The album opens with the laid-back “Coasting”—with strings that are interspersed throughout, and given center stage in the song's outro, Trash Kit quickly inform listeners that their musical identity has evolved from their previous albums. The band continues to showcase this growth with more additional instrumentation like the harp, which shows up on “Bed,” and the aforementioned keys, which appear in a beautiful, playful tone on tracks like “Dislocate” and more inquisitively on the closer, “Window.” 

“Every Second” is the album’s first dive into the incredibly energetic, as the track spins and whirls with crisp guitar riffs, irresistible drum beats, and exuberant saxophones. On the title track, Trash Kit masterfully and naturally builds excitement and tension, knowing exactly where to let the instrumentation and intensity rise and fall so that when the climax comes, it feels both earned and satisfying. Neither “Sunset” or “Bed” have the same dynamic variability as “Horizon” or the wonderfully bouncy “Traffic Lights,” but the manner in which Trash Kit locks onto, and ruminates on the circling chorus vocals and harp and guitar parts in each of the tracks respectively makes them both enveloping in their own way.

“Disco” the bubbling, euphoric seven-minute centerpiece of Horizon is the only track on the album sans-vocals, allowing for a jazzy dance break in an album that is already stuffed with undeniably danceable tracks. The expansiveness of the track appears to show Trash Kit at their full musical potential and, actually, leads to a small feeling of longing for some extra minutes to be added to every other song on the album. 

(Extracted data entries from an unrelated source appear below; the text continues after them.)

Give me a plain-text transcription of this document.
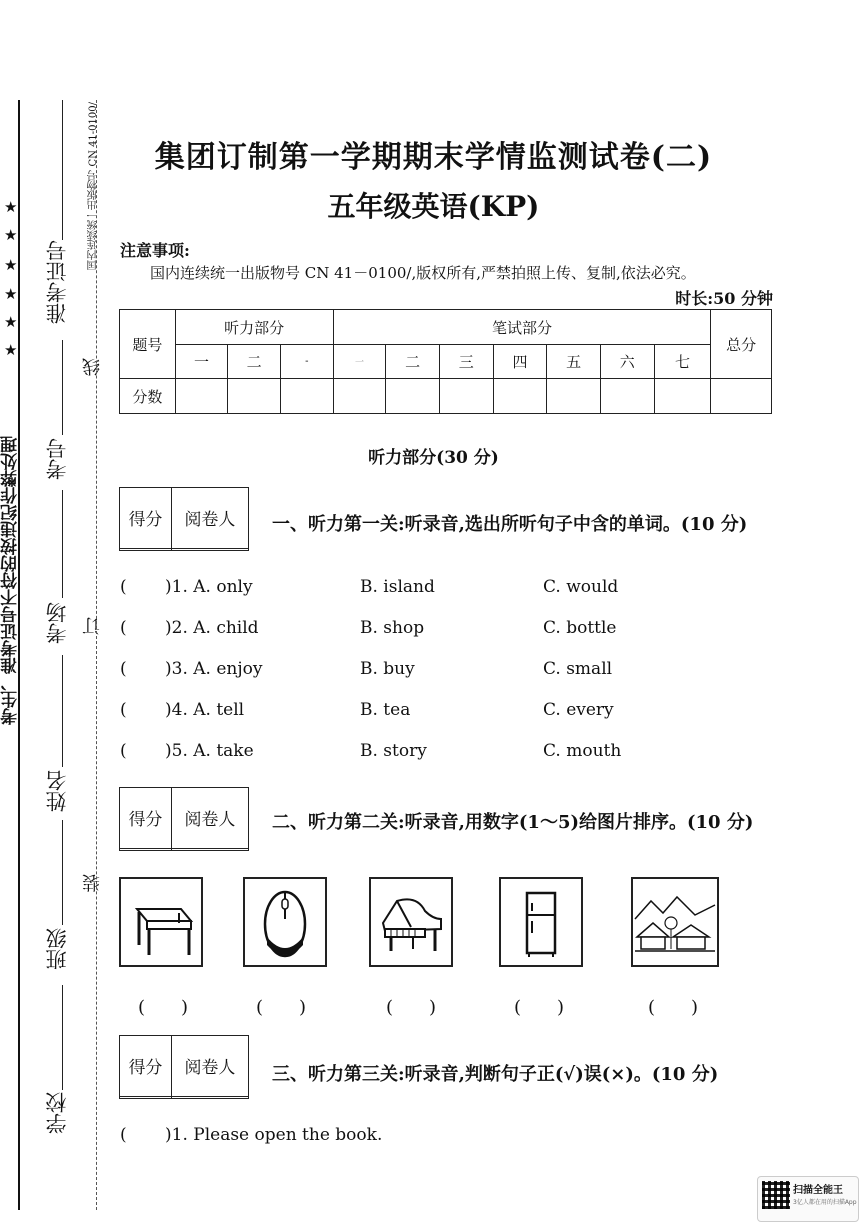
★
★
★
★
★
★
考生、准考证号不符的按违纪作弊处理
准考证号
考号
考场
姓名
班级
学校
线
订
装
国内连续统一出版物号 CN 41-0100/	集团订制第一学期期末学情监测试卷(二)
五年级英语(KP)
注意事项:
国内连续统一出版物号 CN 41－0100/,版权所有,严禁拍照上传、复制,依法必究。
时长:50 分钟
题号	听力部分			笔试部分							总分
	一	二	-	一	二	三	四	五	六	七	
分数											
听力部分(30 分)
得分	阅卷人
	一、听力第一关:听录音,选出所听句子中含的单词。(10 分)
( )1. A. only	B. island	C. would
( )2. A. child	B. shop	C. bottle
( )3. A. enjoy	B. buy	C. small
( )4. A. tell	B. tea	C. every
( )5. A. take	B. story	C. mouth
得分	阅卷人
	二、听力第二关:听录音,用数字(1～5)给图片排序。(10 分)
(　　)	(　　)	(　　)	(　　)	(　　)
得分	阅卷人
	三、听力第三关:听录音,判断句子正(√)误(×)。(10 分)
( )1. Please open the book.
扫描全能王
3亿人都在用的扫描App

The technical prowess of Trash Kit, displayed in their ability to remain tight and clean throughout their most chaotic compositions, is enough to make Horizon an album worth praising. But Horizon accomplishes the difficult task of being an album that is immediately accessible, requiring no intense mental focus to appreciate and enjoy the experience, and also sophisticated and interesting enough to hold up under closer, more critical listening.

Horizon is unequivocally one of the most fun albums of the year, and one that seems inextricably linked with the warm, happy months of Summer. Trash Kit has made a record that feels like a musical celebration, a jubilant gathering that an entire village attended and participated in, accompanied by an eye-widening display of fireworks.